Bir toplumu bozmak istiyorsanız kadınları hedef alırsınız
Abone olYazar Mehmet Sabri Genç, aşk kavramının Batı ile bizim medeniyetimiz arasında farklı anlamlar taşıdığını belirterek, ’Aşk, Batı’da iki kişi ...
Yazar Mehmet Sabri Genç, aşk kavramının Batı ile bizim
medeniyetimiz arasında farklı anlamlar taşıdığını belirterek, ’Aşk,
Batı’da iki kişi arasındaki cinsel uyumluluktur, bedene
hapsedilmiştir’ dedi
Yazar Mehmet Sabri Genç, aşk kavramının Batı ile bizim
medeniyetimiz arasında farklı anlamlar taşıdığını belirterek, “Aşk,
Batı’da iki kişi arasındaki cinsel uyumluluktur, bedene
hapsedilmiştir. Bizde ise ruh uyumu ve sevgi esastır. Bizde “Leyla
ile Mecnun” onlarda “Romeo ve Juliet” vardır. Leyla ile Mecnun’un
aşkında hakikat varken “Romeo ve Juliet”te bedene hapsedilir.
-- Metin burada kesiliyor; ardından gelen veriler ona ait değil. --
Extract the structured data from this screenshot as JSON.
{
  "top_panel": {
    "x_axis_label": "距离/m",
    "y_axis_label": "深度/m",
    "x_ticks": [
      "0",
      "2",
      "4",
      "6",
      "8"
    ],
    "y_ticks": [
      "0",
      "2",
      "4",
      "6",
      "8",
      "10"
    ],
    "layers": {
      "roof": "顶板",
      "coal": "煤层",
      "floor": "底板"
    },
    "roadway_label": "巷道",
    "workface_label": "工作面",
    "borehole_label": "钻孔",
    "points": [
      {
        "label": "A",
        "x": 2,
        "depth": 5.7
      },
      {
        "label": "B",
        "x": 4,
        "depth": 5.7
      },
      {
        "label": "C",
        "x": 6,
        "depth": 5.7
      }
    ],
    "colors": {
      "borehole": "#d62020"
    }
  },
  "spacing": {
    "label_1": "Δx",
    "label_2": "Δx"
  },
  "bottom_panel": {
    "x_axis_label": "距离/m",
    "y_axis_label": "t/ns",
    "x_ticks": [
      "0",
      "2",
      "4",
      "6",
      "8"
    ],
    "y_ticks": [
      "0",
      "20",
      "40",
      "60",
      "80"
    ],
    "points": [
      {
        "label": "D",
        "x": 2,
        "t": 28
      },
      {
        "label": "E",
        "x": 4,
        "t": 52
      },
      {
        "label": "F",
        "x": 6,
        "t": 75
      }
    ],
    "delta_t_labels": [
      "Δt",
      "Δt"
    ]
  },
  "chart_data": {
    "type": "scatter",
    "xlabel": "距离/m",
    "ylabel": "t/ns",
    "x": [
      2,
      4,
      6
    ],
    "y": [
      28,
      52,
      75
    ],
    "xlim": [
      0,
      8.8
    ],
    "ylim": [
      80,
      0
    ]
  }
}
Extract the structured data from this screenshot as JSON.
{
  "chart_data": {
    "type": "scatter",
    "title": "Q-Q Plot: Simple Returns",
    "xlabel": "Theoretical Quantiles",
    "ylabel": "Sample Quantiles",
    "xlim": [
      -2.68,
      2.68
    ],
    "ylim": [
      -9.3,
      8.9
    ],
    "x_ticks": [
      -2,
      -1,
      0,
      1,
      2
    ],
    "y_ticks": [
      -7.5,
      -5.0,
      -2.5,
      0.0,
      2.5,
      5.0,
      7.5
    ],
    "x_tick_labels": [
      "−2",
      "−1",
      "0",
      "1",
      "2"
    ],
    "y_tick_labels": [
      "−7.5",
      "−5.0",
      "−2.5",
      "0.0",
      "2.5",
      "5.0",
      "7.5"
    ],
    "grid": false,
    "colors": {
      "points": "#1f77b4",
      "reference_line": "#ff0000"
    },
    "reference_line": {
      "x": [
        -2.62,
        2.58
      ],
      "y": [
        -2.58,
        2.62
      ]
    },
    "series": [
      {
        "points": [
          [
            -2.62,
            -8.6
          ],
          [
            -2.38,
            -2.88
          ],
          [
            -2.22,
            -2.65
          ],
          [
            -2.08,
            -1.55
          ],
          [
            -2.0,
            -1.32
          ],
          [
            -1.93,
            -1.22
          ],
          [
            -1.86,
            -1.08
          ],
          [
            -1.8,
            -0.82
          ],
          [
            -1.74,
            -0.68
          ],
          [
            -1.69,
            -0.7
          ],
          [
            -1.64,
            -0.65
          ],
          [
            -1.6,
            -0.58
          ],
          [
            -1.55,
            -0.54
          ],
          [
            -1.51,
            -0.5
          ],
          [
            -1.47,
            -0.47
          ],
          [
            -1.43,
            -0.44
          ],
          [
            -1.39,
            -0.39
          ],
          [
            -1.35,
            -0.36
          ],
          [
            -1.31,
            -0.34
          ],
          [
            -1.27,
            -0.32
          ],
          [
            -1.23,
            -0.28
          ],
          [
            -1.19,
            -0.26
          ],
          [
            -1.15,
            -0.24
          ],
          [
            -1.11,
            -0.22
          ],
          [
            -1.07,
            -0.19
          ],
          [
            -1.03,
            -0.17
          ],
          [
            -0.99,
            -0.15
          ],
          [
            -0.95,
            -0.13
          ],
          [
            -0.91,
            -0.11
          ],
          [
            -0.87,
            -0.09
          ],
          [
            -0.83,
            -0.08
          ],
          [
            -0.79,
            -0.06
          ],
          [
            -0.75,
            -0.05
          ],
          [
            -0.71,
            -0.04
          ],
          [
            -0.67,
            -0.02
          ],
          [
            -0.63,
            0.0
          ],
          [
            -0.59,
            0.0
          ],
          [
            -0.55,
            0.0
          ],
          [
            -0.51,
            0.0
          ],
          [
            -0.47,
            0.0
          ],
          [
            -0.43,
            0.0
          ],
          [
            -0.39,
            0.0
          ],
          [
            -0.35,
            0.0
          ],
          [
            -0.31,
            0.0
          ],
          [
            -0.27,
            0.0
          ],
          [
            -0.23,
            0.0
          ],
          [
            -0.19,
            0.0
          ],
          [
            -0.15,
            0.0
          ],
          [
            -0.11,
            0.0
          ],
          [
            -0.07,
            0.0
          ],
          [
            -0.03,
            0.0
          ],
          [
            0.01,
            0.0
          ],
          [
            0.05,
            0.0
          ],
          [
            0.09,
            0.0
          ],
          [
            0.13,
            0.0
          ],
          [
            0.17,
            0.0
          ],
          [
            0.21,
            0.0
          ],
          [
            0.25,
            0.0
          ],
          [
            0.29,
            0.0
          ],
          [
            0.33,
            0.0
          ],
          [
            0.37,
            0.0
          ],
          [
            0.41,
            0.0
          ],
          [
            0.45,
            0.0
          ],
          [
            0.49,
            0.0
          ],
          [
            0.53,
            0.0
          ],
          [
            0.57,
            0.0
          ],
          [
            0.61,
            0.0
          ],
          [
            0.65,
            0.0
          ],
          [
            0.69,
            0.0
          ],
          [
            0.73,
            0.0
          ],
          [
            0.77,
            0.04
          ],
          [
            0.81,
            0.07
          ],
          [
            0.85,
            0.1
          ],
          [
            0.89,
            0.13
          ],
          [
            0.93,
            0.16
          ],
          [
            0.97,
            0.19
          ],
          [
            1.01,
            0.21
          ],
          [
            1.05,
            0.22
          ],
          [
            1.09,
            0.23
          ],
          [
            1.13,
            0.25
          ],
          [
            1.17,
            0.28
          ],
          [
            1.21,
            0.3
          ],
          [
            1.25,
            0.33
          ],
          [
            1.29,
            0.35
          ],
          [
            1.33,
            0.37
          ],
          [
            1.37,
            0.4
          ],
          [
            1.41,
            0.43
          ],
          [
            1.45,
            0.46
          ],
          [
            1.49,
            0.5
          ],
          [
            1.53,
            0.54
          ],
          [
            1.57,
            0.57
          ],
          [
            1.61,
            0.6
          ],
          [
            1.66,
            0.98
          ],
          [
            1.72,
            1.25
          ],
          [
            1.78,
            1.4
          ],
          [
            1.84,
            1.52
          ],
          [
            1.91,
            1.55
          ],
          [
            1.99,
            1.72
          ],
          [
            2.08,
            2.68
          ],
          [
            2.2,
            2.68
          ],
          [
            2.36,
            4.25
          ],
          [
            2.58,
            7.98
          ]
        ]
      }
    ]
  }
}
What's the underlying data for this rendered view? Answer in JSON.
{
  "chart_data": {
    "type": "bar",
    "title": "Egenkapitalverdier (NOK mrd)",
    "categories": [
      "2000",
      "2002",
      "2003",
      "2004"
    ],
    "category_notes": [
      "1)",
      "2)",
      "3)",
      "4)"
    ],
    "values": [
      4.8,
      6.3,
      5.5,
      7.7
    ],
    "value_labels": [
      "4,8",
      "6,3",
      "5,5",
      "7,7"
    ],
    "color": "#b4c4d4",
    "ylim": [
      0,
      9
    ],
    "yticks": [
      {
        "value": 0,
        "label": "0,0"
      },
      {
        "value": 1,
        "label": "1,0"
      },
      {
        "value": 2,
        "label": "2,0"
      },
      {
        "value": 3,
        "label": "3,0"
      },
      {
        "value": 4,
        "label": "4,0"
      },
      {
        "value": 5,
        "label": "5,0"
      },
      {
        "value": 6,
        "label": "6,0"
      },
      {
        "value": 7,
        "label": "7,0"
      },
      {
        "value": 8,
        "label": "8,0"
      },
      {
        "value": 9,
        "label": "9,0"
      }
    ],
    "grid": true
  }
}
‘Leyl’ Arapçada gecedir, örtendir. Mecnun da çıplaktır, örtünecek
birini arar. Mecnun’daki mana; her erkek kendini örtecek,
gizleyecek birini bulduğunda âşık olur. Bulamadığında eksik kalır.
Her kadın da örtecek gizleyecek birini bulduğunda âşık olur.
Bulamadığında eksik kalır. Eğer Mecnun Leyla yerine Juliet’e âşık
olursa bu onun için trajedi olur.” dedi.
Gaziantep Üniversitesi Felfese Bölümü öğretim görevlisi Mehmet
Sabri Genç, son kitabı Karekök Hayat üzerine Şule Yayınlarında
konferans verdi. Yazar Mehmet Sabri Genç, bu kitaptaki
kahramanların isimlerini değiştirdiğini, yalnız Salzburg Paris
London Üniversitesi Felsefe Bölümü’nde okurken tevafukken
karşılaştığı insanların yaşam hikayelerini kurgusal bir metin
haline getirdiğini söyledi. Yazar Genç, “Karakök Hayat” kitabındaki
kahramanları okuyucunun çok iyi tahlil etmesi gerektiğini
belirterek “Kitap akli ve duygusal gücünüze göre sizi açacaktır.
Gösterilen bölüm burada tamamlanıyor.